I’m sure it comes as no surprise to you that reading this article got my blood boiling to the highest degrees – so much so that I had to take a walk outside before angrily bashing the keys to write this post.
Aside from the fact that this guy is illiterate, he is absolutely the fundamental reason why populations of big cats across Africa suffer ever-decreasing numbers.
His blog article titled ‘Where Can I Pet A Baby Lion?’ claims that cub-petting is fine as part of a volunteer programme, but not in a petting-zoo facility. It is this belief that we need to abolish.
People like this, who claim to know about conservation and think they are helping the survival of animals, are actually spreading false information based on uneducated perceptions of a tourism industry whose sole focus is turning a profit. In fact, this man even states that he has ‘no problem with profit seeking’ and refers to the cubs as ‘talents’.
He expresses such contradictory opinions that I cannot even fathom his thinking.
The harsh, modern-day truth is that social media rule the world. Too many people enjoy their experiences through a camera lens instead of taking it in with their full attention. But that’s okay, because they’ve got the photo for Facebook (thumbs up emoji).
In this sense, people do not question where the big cats come from or where they go after they have received their likes on Instagram.
In an incoherent collection of contradictions, this man states, ‘As long as quality of life and adulthood issues are valid I wouldn’t have a problem visiting somewhere that was run more directly for revenue’, yet in the same article displays videos of cubs being ripped away from their mothers to feed the industry’s greed for money.
Anyone who has ‘pet some tigers’ and ‘join a big kitty volunteer programme’ on their bucket list cannot claim to be an ethical conservationist. But the ramifications of his post reach further than that.
His preaching misinformed views to the public means that readers are led to believe that there are good and bad sides to cub-petting and will therefore be drawn to choose the ‘better side’. In fact, when it comes to cub-petting, there is no ethical action.
To his claim, ‘I think the only way for any member of the public to safely and ethically encounter a lion or tiger is if they are cubs and if you just happen to be in a place that has them for some reason’, I can only ask why someone would ever just happen to find themselves in a place that has cubs available for petting? And just because you ‘happen’ to be there, why does that make it okay to pet them? As well as being a highly unlikely situation to ‘find’ yourself in unless you are actively seeking cub-petting, whether as a volunteer or a tourist.
He goes on to explain that cub-petting is available in some establishments because ‘they may have something like an unexpected pregnancy’. In what world is an lion’s ‘unexpected pregnancy’ cause for human intervention to necessitate petting by the public.
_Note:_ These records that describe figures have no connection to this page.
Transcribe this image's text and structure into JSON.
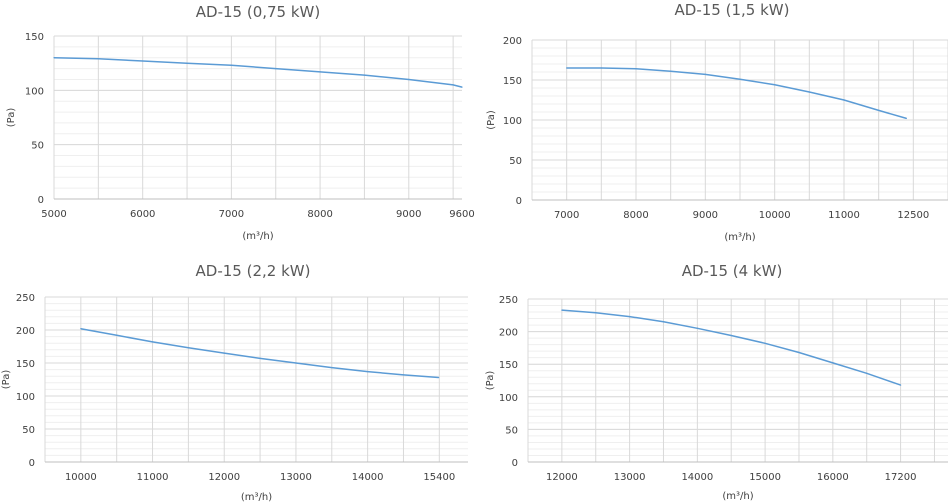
{
  "chart_data": [
    {
      "type": "line",
      "title": "AD-15 (0,75 kW)",
      "xlabel": "(m³/h)",
      "ylabel": "(Pa)",
      "xlim": [
        5000,
        9600
      ],
      "ylim": [
        0,
        150
      ],
      "x_ticks": [
        5000,
        6000,
        7000,
        8000,
        9000,
        9600
      ],
      "y_ticks": [
        0,
        50,
        100,
        150
      ],
      "grid": true,
      "line_color": "#5b9bd5",
      "series": [
        {
          "x": [
            5000,
            5500,
            6000,
            6500,
            7000,
            7500,
            8000,
            8500,
            9000,
            9500,
            9600
          ],
          "y": [
            130,
            129,
            127,
            125,
            123,
            120,
            117,
            114,
            110,
            105,
            103
          ]
        }
      ]
    },
    {
      "type": "line",
      "title": "AD-15 (1,5 kW)",
      "xlabel": "(m³/h)",
      "ylabel": "(Pa)",
      "xlim": [
        6500,
        12500
      ],
      "ylim": [
        0,
        200
      ],
      "x_ticks": [
        7000,
        8000,
        9000,
        10000,
        11000,
        12500
      ],
      "x_tick_positions": [
        7000,
        8000,
        9000,
        10000,
        11000,
        12000
      ],
      "y_ticks": [
        0,
        50,
        100,
        150,
        200
      ],
      "grid": true,
      "line_color": "#5b9bd5",
      "series": [
        {
          "x": [
            7000,
            7500,
            8000,
            8500,
            9000,
            9500,
            10000,
            10500,
            11000,
            11500,
            11900
          ],
          "y": [
            165,
            165,
            164,
            161,
            157,
            151,
            144,
            135,
            125,
            112,
            102
          ]
        }
      ]
    },
    {
      "type": "line",
      "title": "AD-15 (2,2 kW)",
      "xlabel": "(m³/h)",
      "ylabel": "(Pa)",
      "xlim": [
        9500,
        15400
      ],
      "ylim": [
        0,
        250
      ],
      "x_ticks": [
        10000,
        11000,
        12000,
        13000,
        14000,
        15400
      ],
      "x_tick_positions": [
        10000,
        11000,
        12000,
        13000,
        14000,
        15000
      ],
      "y_ticks": [
        0,
        50,
        100,
        150,
        200,
        250
      ],
      "grid": true,
      "line_color": "#5b9bd5",
      "series": [
        {
          "x": [
            10000,
            10500,
            11000,
            11500,
            12000,
            12500,
            13000,
            13500,
            14000,
            14500,
            14990
          ],
          "y": [
            202,
            192,
            182,
            173,
            165,
            157,
            150,
            143,
            137,
            132,
            128
          ]
        }
      ]
    },
    {
      "type": "line",
      "title": "AD-15 (4 kW)",
      "xlabel": "(m³/h)",
      "ylabel": "(Pa)",
      "xlim": [
        11500,
        17700
      ],
      "ylim": [
        0,
        250
      ],
      "x_ticks": [
        12000,
        13000,
        14000,
        15000,
        16000,
        17200
      ],
      "x_tick_positions": [
        12000,
        13000,
        14000,
        15000,
        16000,
        17000
      ],
      "y_ticks": [
        0,
        50,
        100,
        150,
        200,
        250
      ],
      "grid": true,
      "line_color": "#5b9bd5",
      "series": [
        {
          "x": [
            12000,
            12500,
            13000,
            13500,
            14000,
            14500,
            15000,
            15500,
            16000,
            16500,
            17000
          ],
          "y": [
            233,
            229,
            223,
            215,
            205,
            194,
            182,
            168,
            152,
            136,
            118
          ]
        }
      ]
    }
  ]
}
No lioness would ever let you take its young cub away from her, which means that it would have to be taken by force, causing severe distress for both the mother and the newborn cub.
He ends the article by claiming, ‘the only way I could support ethically encountering these cats to touch them would be in a volunteer program’.
– if a cub has forcefully been taken away from its mother
– if the cub IS handled by many different people every day
– if the cub is getting used to interaction and therefore losing its instinctual fear of humans
– if the cub is being fed by milk supplement
– if the cub will spend the rest of its life in an enclosure
– if the cub will never know the wild life that it deserves
Why would all of these factors be okay because the person doing it is a volunteer rather than a tourist?